In Matthew’s version, while the first temptation focused on appetite and the second on manipulating God, the third was a direct challenge to Christ Himself, to His kingship and to His ultimate mission on earth.
Judging by the way the Bible uses the theme of going up to the top of a very high mountain to view nations, we can see that Jesus’ trip was no sightseeing tour. There is prophetic vision attached to this scenario. From a mountaintop, Moses sees the Promised Land as it would later be, and John later sees the future New Jerusalem. Similarly, Jesus sees more than just the countries of the ancient Roman world. Notice that Satan shows off everything in its best light. He shows the riches and the glamour, not the crime, suffering, and injustice.

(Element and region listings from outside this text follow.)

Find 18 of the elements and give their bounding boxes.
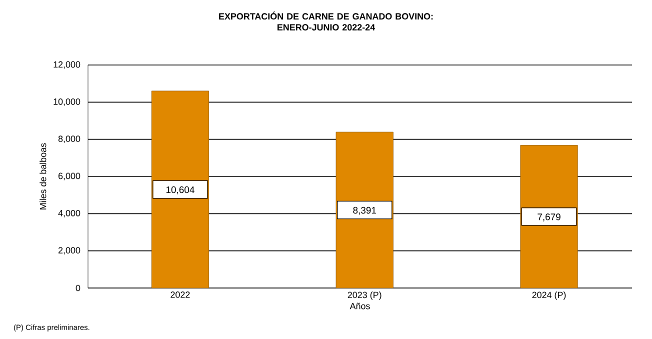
y-tick-label: 10,000 [54,98,80,106]
y-tick-label: 0 [76,284,80,292]
y-tick-label: 4,000 [58,210,80,218]
x-tick-label: 2024 (P) [532,292,566,300]
chart-title: EXPORTACIÓN DE CARNE DE GANADO BOVINO: ENERO-JUNIO 2022-24 [219,11,433,30]
x-axis-title: Años [350,302,370,310]
bar [336,132,394,288]
bar [151,90,209,288]
y-tick-label: 12,000 [54,61,80,69]
y-tick-label: 6,000 [58,172,80,180]
data-label: 7,679 [538,214,560,222]
y-tick-label: 8,000 [58,136,80,144]
data-label: 10,604 [166,186,194,194]
data-label: 8,391 [353,206,376,215]
x-tick-label: 2023 (P) [348,292,382,300]
y-axis-title: Miles de balboas [40,143,46,210]
y-tick-label: 2,000 [58,247,80,255]
x-tick-label: 2022 [170,292,190,298]
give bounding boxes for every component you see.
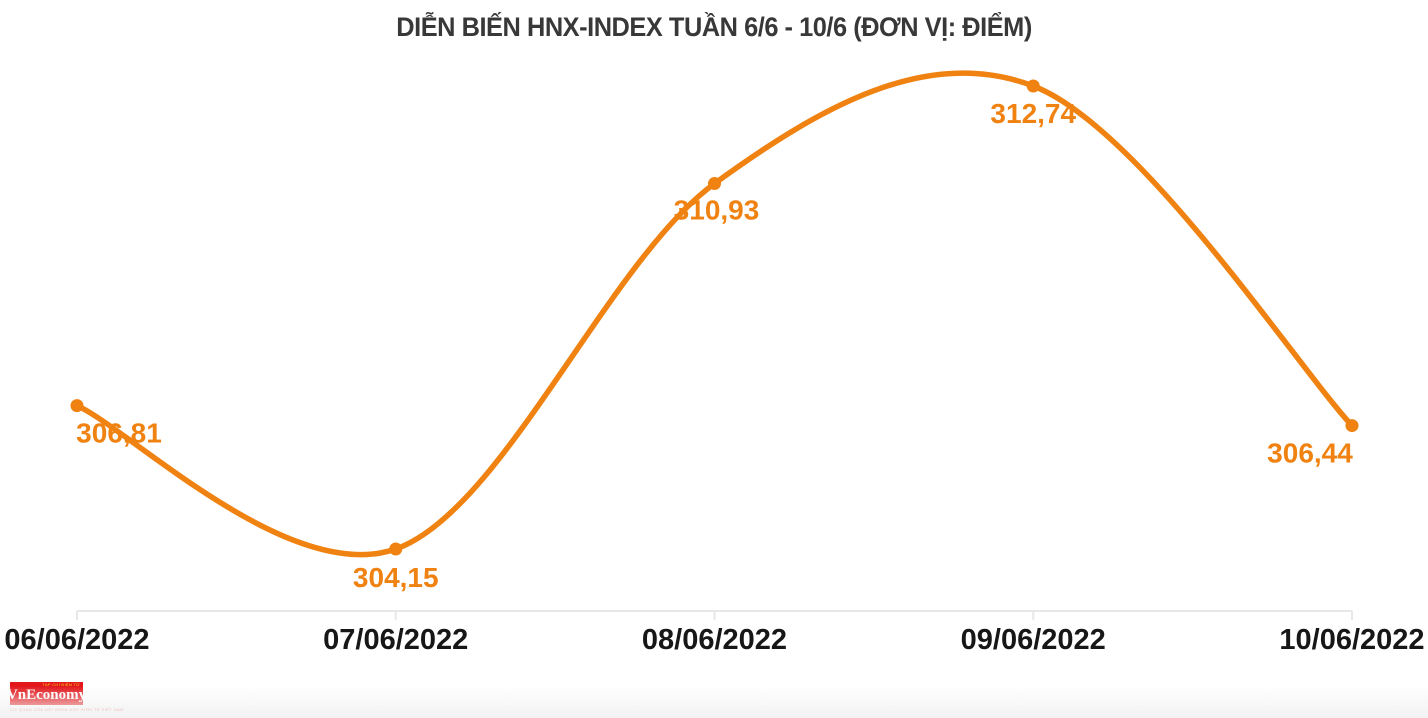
logo-tagline: CƠ QUAN CỦA HỘI KHOA HỌC KINH TẾ VIỆT NA… xyxy=(10,707,124,712)
data-point-value-label: 310,93 xyxy=(674,195,760,226)
title-row: DIỄN BIẾN HNX-INDEX TUẦN 6/6 - 10/6 (ĐƠN… xyxy=(0,12,1428,43)
data-point-dot xyxy=(1026,79,1040,93)
data-point-value-label: 312,74 xyxy=(990,98,1076,129)
data-point-value-label: 304,15 xyxy=(353,562,439,593)
logo-top-text: TẠP CHÍ ĐIỆN TỬ xyxy=(42,682,80,687)
data-point-dot xyxy=(70,399,84,413)
data-point-value-label: 306,44 xyxy=(1267,438,1353,469)
x-axis-label: 08/06/2022 xyxy=(642,624,787,656)
hnx-index-series-line xyxy=(74,70,1355,558)
data-point-dot xyxy=(708,177,721,191)
x-axis-label: 07/06/2022 xyxy=(323,624,468,656)
x-axis-label: 06/06/2022 xyxy=(4,624,149,656)
x-axis-label: 10/06/2022 xyxy=(1279,624,1424,656)
data-point-dot xyxy=(1345,419,1359,433)
vneconomy-logo-box: TẠP CHÍ ĐIỆN TỬ VnEconomy xyxy=(6,682,87,705)
x-axis-label: 09/06/2022 xyxy=(961,624,1106,656)
chart-title: DIỄN BIẾN HNX-INDEX TUẦN 6/6 - 10/6 (ĐƠN… xyxy=(396,12,1032,42)
data-point-dot xyxy=(389,542,403,556)
vneconomy-logo: TẠP CHÍ ĐIỆN TỬ VnEconomy CƠ QUAN CỦA HỘ… xyxy=(6,682,130,712)
logo-wordmark: VnEconomy xyxy=(6,687,87,703)
data-point-value-label: 306,81 xyxy=(76,418,162,449)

Satan then says: “‘all these things I will give You if You will fall down and worship me'” (Matt. 4:9, NKJV). In the same way that Satan fooled Adam and Eve into wanting to become like God (when they already were in His image), Satan pretended that he was God, and that the ownership of the nations of the world was exclusively his and that, for a little homage, he could easily give it all to Jesus (see Luke 4:6; compare Ps. 2:7-8).
This test focused on loyalty. Who should the human race give ultimate loyalty to? In Eden, when Adam and Eve gave in to the serpent, they were really giving Satan their first loyalty, and that infection spread quickly through each successive generation. Without direct divine intervention, the great controversy would have been decided in favor of Satan. The human race, and maybe even life on earth, could not have continued. The stakes were that high.
Notice that Jesus, like Joseph with Potiphar’s wife, did not permit evil to stay near Him. Jesus commanded Satan to go away. Joseph could not do that, so he removed himself from the scene of potential evil (Gen. 39:11-12). What a simple lesson for us, as well.